THEMEN DER ZEIT
Gesellschaftsarzt in der Privaten Krankenversicherung: Interne medizinische Beratung


Wenn private Krankenversicherungen eine medizinische Expertise benötigen, fragen sie ihren Gesellschaftsarzt. Die meisten Anfragen beziehen sich dabei auf die Notwendigkeit einer medikamentösen Therapie und auf Alternativmedizin.
Versicherungsunternehmen begannen in den 40er-Jahren des 19. Jahrhunderts damit, Ärzte für die Einschätzung von erhöhten Krankheits- und Todesfallrisiken zu konsultieren. Oftmals konsultierten sie dabei ihre Betriebsärzte. Auch heute ziehen private Versicherer bei medizinischen Fachfragen die Expertise von Ärzten heran, die oftmals bei dem Unternehmen angestellt sind: die Gesellschaftsärzte.
Die Aufgaben und Kompetenzen von Gesellschaftsärzten sind bis heute allerdings weitgehend unbekannt. Der Grund dafür ist, dass es in Deutschland nur eine sehr kleine Zahl von hauptberuflichen Gesellschaftsärzten gibt. Publikationen in medizinischen Fachzeitschriften, die die Aufgaben des Gesellschaftsarztes betreffen, sind immer noch dünn gesät und sie existieren erst seit wenigen Jahren [(1), (3), (4), (5), (6), (7)]. An den Universitäten steckt die Versicherungsmedizin bestenfalls in den Kinderschuhen.

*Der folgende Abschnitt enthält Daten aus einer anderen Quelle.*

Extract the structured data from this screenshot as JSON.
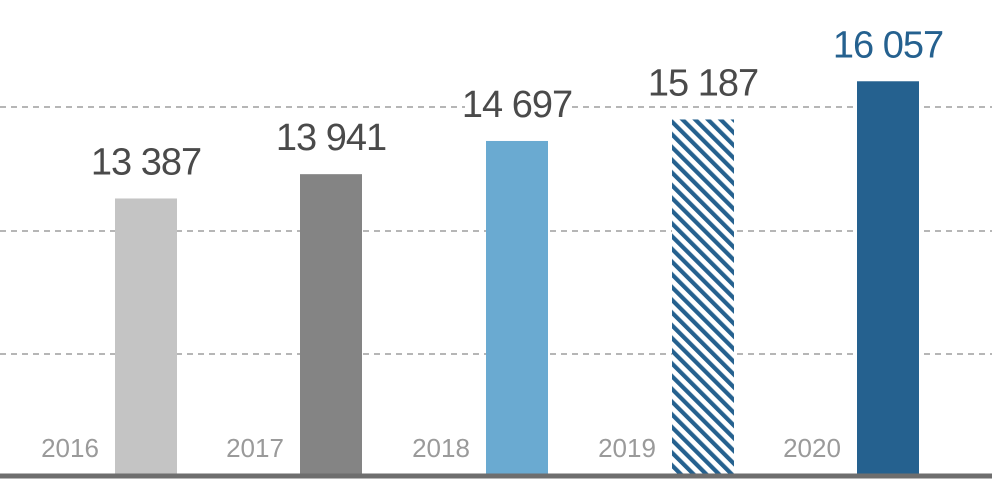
{
  "chart_data": {
    "type": "bar",
    "title": "",
    "xlabel": "",
    "ylabel": "",
    "categories": [
      "2016",
      "2017",
      "2018",
      "2019",
      "2020"
    ],
    "values": [
      13387,
      13941,
      14697,
      15187,
      16057
    ],
    "value_labels": [
      "13 387",
      "13 941",
      "14 697",
      "15 187",
      "16 057"
    ],
    "bar_colors": [
      "#c4c4c4",
      "#848484",
      "#6aaad1",
      "#25618f",
      "#25618f"
    ],
    "bar_patterns": [
      "solid",
      "solid",
      "solid",
      "diagonal-hatch",
      "solid"
    ],
    "value_label_colors": [
      "#4a4a4a",
      "#4a4a4a",
      "#4a4a4a",
      "#4a4a4a",
      "#25618f"
    ],
    "grid": true,
    "axis_labels_shown": false
  }
}
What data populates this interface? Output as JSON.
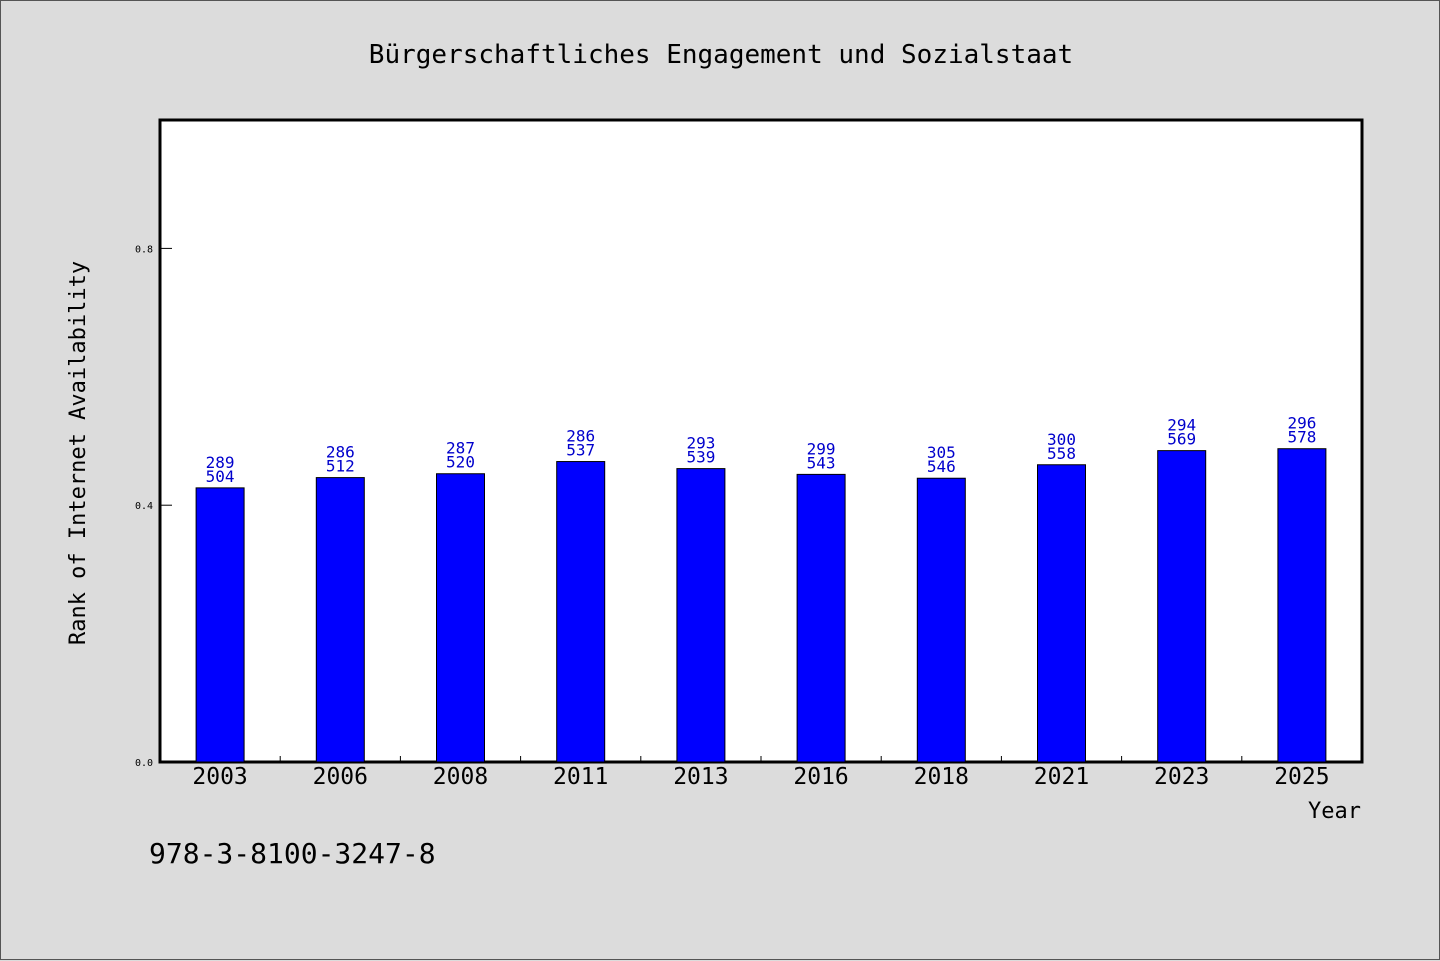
{
  "chart_data": {
    "type": "bar",
    "title": "Bürgerschaftliches Engagement und Sozialstaat",
    "xlabel": "Year",
    "ylabel": "Rank of Internet Availability",
    "categories": [
      "2003",
      "2006",
      "2008",
      "2011",
      "2013",
      "2016",
      "2018",
      "2021",
      "2023",
      "2025"
    ],
    "values": [
      0.427,
      0.443,
      0.449,
      0.468,
      0.457,
      0.448,
      0.442,
      0.463,
      0.485,
      0.488
    ],
    "bar_labels_top": [
      "289",
      "286",
      "287",
      "286",
      "293",
      "299",
      "305",
      "300",
      "294",
      "296"
    ],
    "bar_labels_bottom": [
      "504",
      "512",
      "520",
      "537",
      "539",
      "543",
      "546",
      "558",
      "569",
      "578"
    ],
    "yticks": [
      "0.0",
      "0.4",
      "0.8"
    ],
    "ytick_values": [
      0.0,
      0.4,
      0.8
    ],
    "ylim": [
      0.0,
      1.0
    ],
    "grid": false,
    "bar_color": "#0000ff",
    "label_color": "#0000cc",
    "background_color": "#dcdcdc",
    "plot_background_color": "#ffffff"
  },
  "footer": {
    "isbn": "978-3-8100-3247-8"
  }
}
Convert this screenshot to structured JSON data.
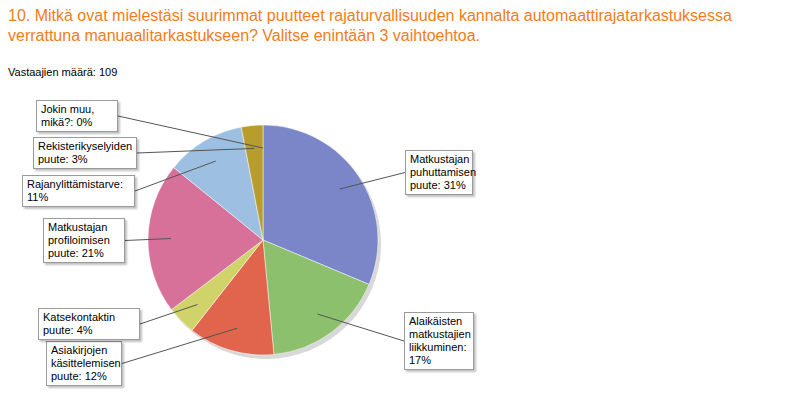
{
  "chart_data": {
    "type": "pie",
    "title": "10. Mitkä ovat mielestäsi suurimmat puutteet rajaturvallisuuden kannalta automaattirajatarkastuksessa verrattuna manuaalitarkastukseen? Valitse enintään 3 vaihtoehtoa.",
    "subtitle": "Vastaajien määrä: 109",
    "categories": [
      "Matkustajan puhuttamisen puute",
      "Alaikäisten matkustajien liikkuminen",
      "Asiakirjojen käsittelemisen puute",
      "Katsekontaktin puute",
      "Matkustajan profiloimisen puute",
      "Rajanylittämistarve",
      "Rekisterikyselyiden puute",
      "Jokin muu, mikä?"
    ],
    "values": [
      31,
      17,
      12,
      4,
      21,
      11,
      3,
      0
    ],
    "value_labels": [
      "31%",
      "17%",
      "12%",
      "4%",
      "21%",
      "11%",
      "3%",
      "0%"
    ],
    "colors": [
      "#7b86c8",
      "#8cc06c",
      "#e0654c",
      "#cfd36a",
      "#d8719a",
      "#9dc0e2",
      "#b89c2c",
      "#8a8a8a"
    ],
    "data_labels": true
  }
}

In ganz Deutschland gibt es keinen einzigen Lehrstuhl für Versicherungsmedizin. Unsere Nachbarländer Schweiz, Niederlande, Tschechien und Belgien sind hier schon viel weiter [(2), (7), (8), (9)].
Benötigen Mitarbeiter aus den Bereichen „Leistung“ oder „Risikoprüfung“ eines privaten Krankenversicherers eine medizinische Expertise, wenden sie sich an den Gesellschaftsarzt ihres Unternehmens. An dessen Einschätzung sind sie streng genommen nicht gebunden. Trotzdem folgen die Unternehmen dem Urteil des Gesellschaftsarztes in etwa 95 Prozent aller Fälle. Der Gesellschaftsarzt ist in medizinischen Fragen vollständig weisungsfrei. Seine Beurteilungen richten sich nach dem aktuellen Stand der wissenschaftlichen Medizin und den Leitlinien der Arbeitsgemeinschaft der Wissenschaftlichen Medizinischen Fachgesellschaften (AWMF). In Zweifelsfällen berät sich der Gesellschaftsarzt selbst bei Fachgutachtern.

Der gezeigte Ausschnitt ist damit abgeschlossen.